A couple of weeks ago when we were in Montana, Julie, Maggie Faith, and I drove into Yellowstone National Park. The forest ranger at the entrance gate gave us a map of the park and a smile. We no sooner left the gate when Maggie spoke up brightly from the back seat, “Can I have the map and be the navigator?”
She’s only 12 years old, but I have seen most of my grandkids, including Maggie, use my GPS program to locate many a geocache. So I know they are capable of reading a map. Reading cursive writing? No. But a map? Yep.
It came as no surprise to this Nana that Maggie did a pretty darn job of navigating. Oh, she had a bit of trouble remembering that north was at the top of the map. But she correctly led us to all of our chosen points of interest.
“I feel like I’m with the explorers Lewis and Clark,” I said. “Which one are you, Lewis or Clark?”
Without missing a beat or looking up from her map, she replied, “I don’t know. Which one was most important?”
I don’t have the self confidence of Maggie, but I share her love for maps. I am, however, mostly unable to navigate as I have no sense of direction or distance. When Ms. Google tells me to turn left in a thousand feet, she might as well be explaining the Big Bang theory to me. I got nothin’. I have no idea how far one thousand feet is.

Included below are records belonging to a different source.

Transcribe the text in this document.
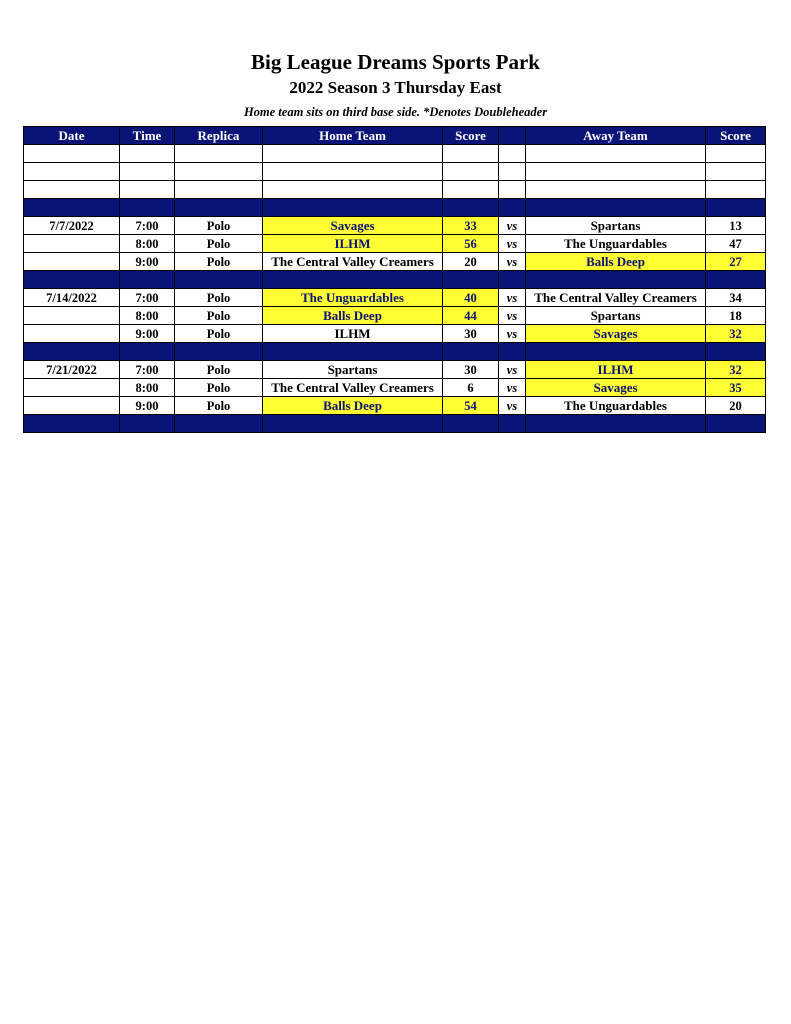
Big League Dreams Sports Park
2022 Season 3 Thursday East
Home team sits on third base side. *Denotes Doubleheader
Date	Time	Replica	Home Team	Score		Away Team	Score

7/7/2022	7:00	Polo	Savages	33	vs	Spartans	13
	8:00	Polo	ILHM	56	vs	The Unguardables	47
	9:00	Polo	The Central Valley Creamers	20	vs	Balls Deep	27

7/14/2022	7:00	Polo	The Unguardables	40	vs	The Central Valley Creamers	34
	8:00	Polo	Balls Deep	44	vs	Spartans	18
	9:00	Polo	ILHM	30	vs	Savages	32

7/21/2022	7:00	Polo	Spartans	30	vs	ILHM	32
	8:00	Polo	The Central Valley Creamers	6	vs	Savages	35
	9:00	Polo	Balls Deep	54	vs	The Unguardables	20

But I will tell you that if you put a map in my hands, you’ve lost my attention for the foreseeable future. It’s inexplicable and inconsistent, but there you have it. I can get lost in a map. (Ha ha; get it? Lost in a map?) I think that the fact that my sense of direction is so poor contributes to my obsession with maps.

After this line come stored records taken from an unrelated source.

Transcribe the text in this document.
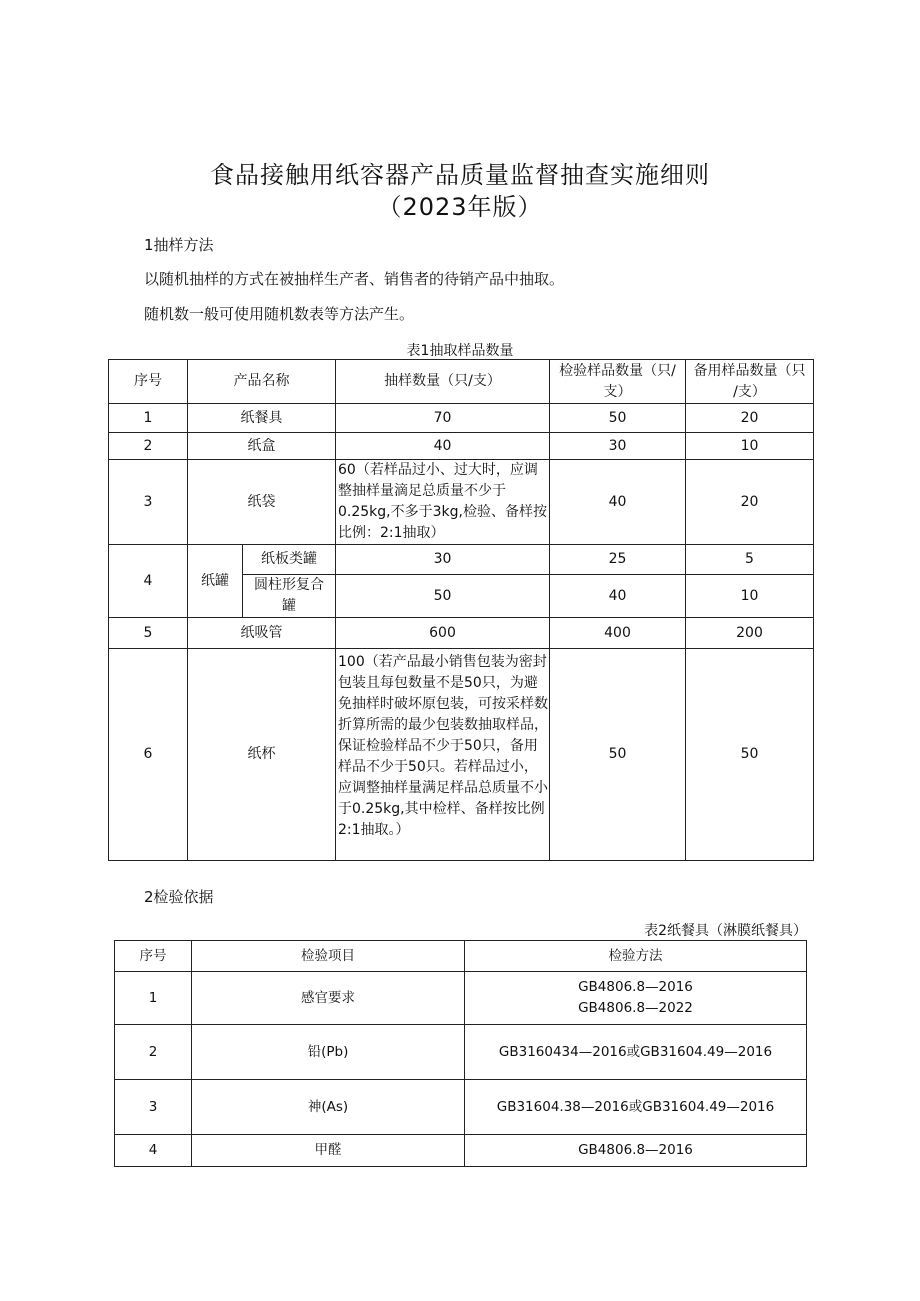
食品接触用纸容器产品质量监督抽查实施细则
（2023年版）
1抽样方法
以随机抽样的方式在被抽样生产者、销售者的待销产品中抽取。
随机数一般可使用随机数表等方法产生。
表1抽取样品数量
序号	产品名称		抽样数量（只/支）	检验样品数量（只/
支）	备用样品数量（只
/支）

1	纸餐具		70	50	20
2	纸盒		40	30	10
3	纸袋		60（若样品过小、过大时，应调整抽样量滴足总质量不少于0.25kg,不多于3kg,检验、备样按比例：2:1抽取）	40	20
4	纸罐	纸板类罐	30	25	5
		圆柱形复合罐	50	40	10
5	纸吸管		600	400	200
6	纸杯		100（若产品最小销售包装为密封包装且每包数量不是50只，为避免抽样时破坏原包装，可按采样数折算所需的最少包装数抽取样品，保证检验样品不少于50只，备用样品不少于50只。若样品过小，应调整抽样量满足样品总质量不小于0.25kg,其中检样、备样按比例2:1抽取。）	50	50
2检验依据
表2纸餐具（淋膜纸餐具）
序号	检验项目	检验方法
1	感官要求	GB4806.8—2016
GB4806.8—2022

2	铅(Pb)	GB3160434—2016或GB31604.49—2016
3	神(As)	GB31604.38—2016或GB31604.49—2016
4	甲醛	GB4806.8—2016
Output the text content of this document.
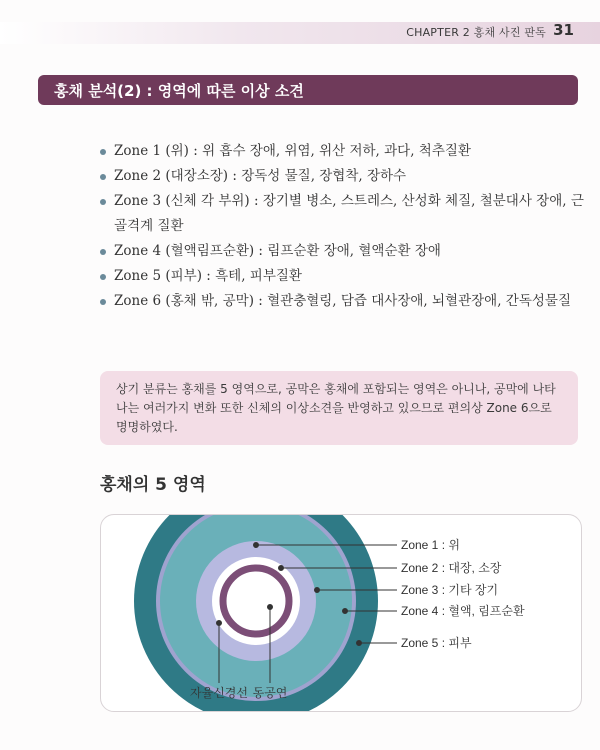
CHAPTER 2 홍채 사진 판독 31
홍채 분석(2) : 영역에 따른 이상 소견
Zone 1 (위) : 위 흡수 장애, 위염, 위산 저하, 과다, 척추질환
Zone 2 (대장소장) : 장독성 물질, 장협착, 장하수
Zone 3 (신체 각 부위) : 장기별 병소, 스트레스, 산성화 체질, 철분대사 장애, 근골격계 질환
Zone 4 (혈액림프순환) : 림프순환 장애, 혈액순환 장애
Zone 5 (피부) : 흑테, 피부질환
Zone 6 (홍채 밖, 공막) : 혈관충혈링, 담즙 대사장애, 뇌혈관장애, 간독성물질
상기 분류는 홍채를 5 영역으로, 공막은 홍채에 포함되는 영역은 아니나, 공막에 나타나는 여러가지 변화 또한 신체의 이상소견을 반영하고 있으므로 편의상 Zone 6으로 명명하였다.
홍채의 5 영역
Zone 1 : 위
Zone 2 : 대장, 소장
Zone 3 : 기타 장기
Zone 4 : 혈액, 림프순환
Zone 5 : 피부
자율신경선 동공연
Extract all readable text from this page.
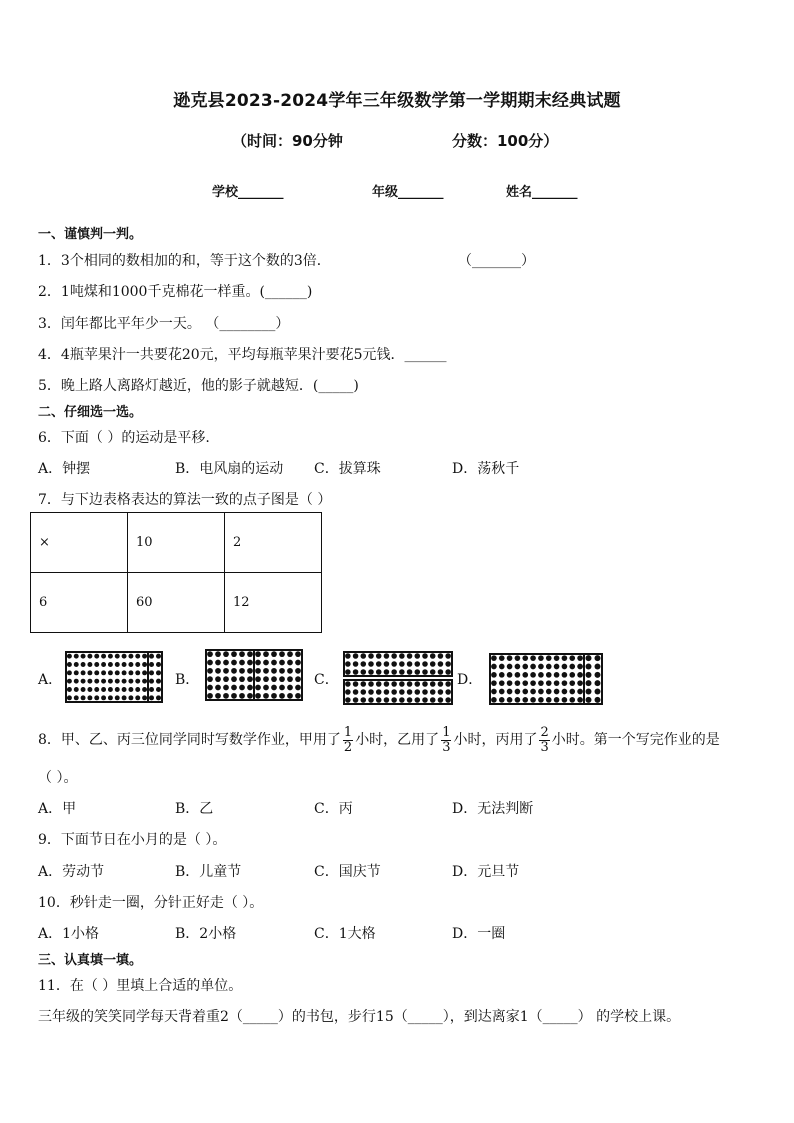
逊克县2023-2024学年三年级数学第一学期期末经典试题
（时间：90分钟	分数：100分）
学校_______	年级_______	姓名_______
一、谨慎判一判。
1．3个相同的数相加的和，等于这个数的3倍．	（_______）
2．1吨煤和1000千克棉花一样重。(______)
3．闰年都比平年少一天。 （________）
4．4瓶苹果汁一共要花20元，平均每瓶苹果汁要花5元钱．______
5．晚上路人离路灯越近，他的影子就越短．(_____)
二、仔细选一选。
6．下面（ ）的运动是平移.
A．钟摆	B．电风扇的运动 C．拔算珠	D．荡秋千
7．与下边表格表达的算法一致的点子图是（ ）
×	10	2
6	60	12
A．	B．	C．	D．
8．甲、乙、丙三位同学同时写数学作业，甲用了 $\frac{1}{2}$ 小时，乙用了 $\frac{1}{3}$ 小时，丙用了 $\frac{2}{3}$ 小时。第一个写完作业的是
（ ）。
A．甲	B．乙	C．丙	D．无法判断
9．下面节日在小月的是（ ）。
A．劳动节	B．儿童节	C．国庆节	D．元旦节
10．秒针走一圈，分针正好走（ ）。
A．1小格	B．2小格	C．1大格	D．一圈
三、认真填一填。
11．在（ ）里填上合适的单位。
三年级的笑笑同学每天背着重2（_____）的书包，步行15（_____），到达离家1（_____） 的学校上课。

Here’s what I mean: Despite having spent three months living in Europe 10 years ago, I still will look at a map and think I didn’t know Spain and France were right next to each other, or maybe wow, you could walk from Italy to Croatia.
If you really want to see me absorbed in something, hand me a road map of the United States. I love to see what states are neighbors; how far St. Louis is from Louisville, Kentucky; through what states the Mississippi River flows; whether North Carolina is really north of South Carolina. I try to recall my elementary school tests and name the state capitals.
And for what it’s worth, while Captain Lewis probably bragged to his buddy Second Lieutenant Clark that he was the leader of the expedition, the fact of the matter is that they would both still be wandering around if it wasn’t for Sacagawea, their 16-year-old Shoshone guide. Men never ask for directions.
What’s more, Sacagawea was only four years older than Maggie.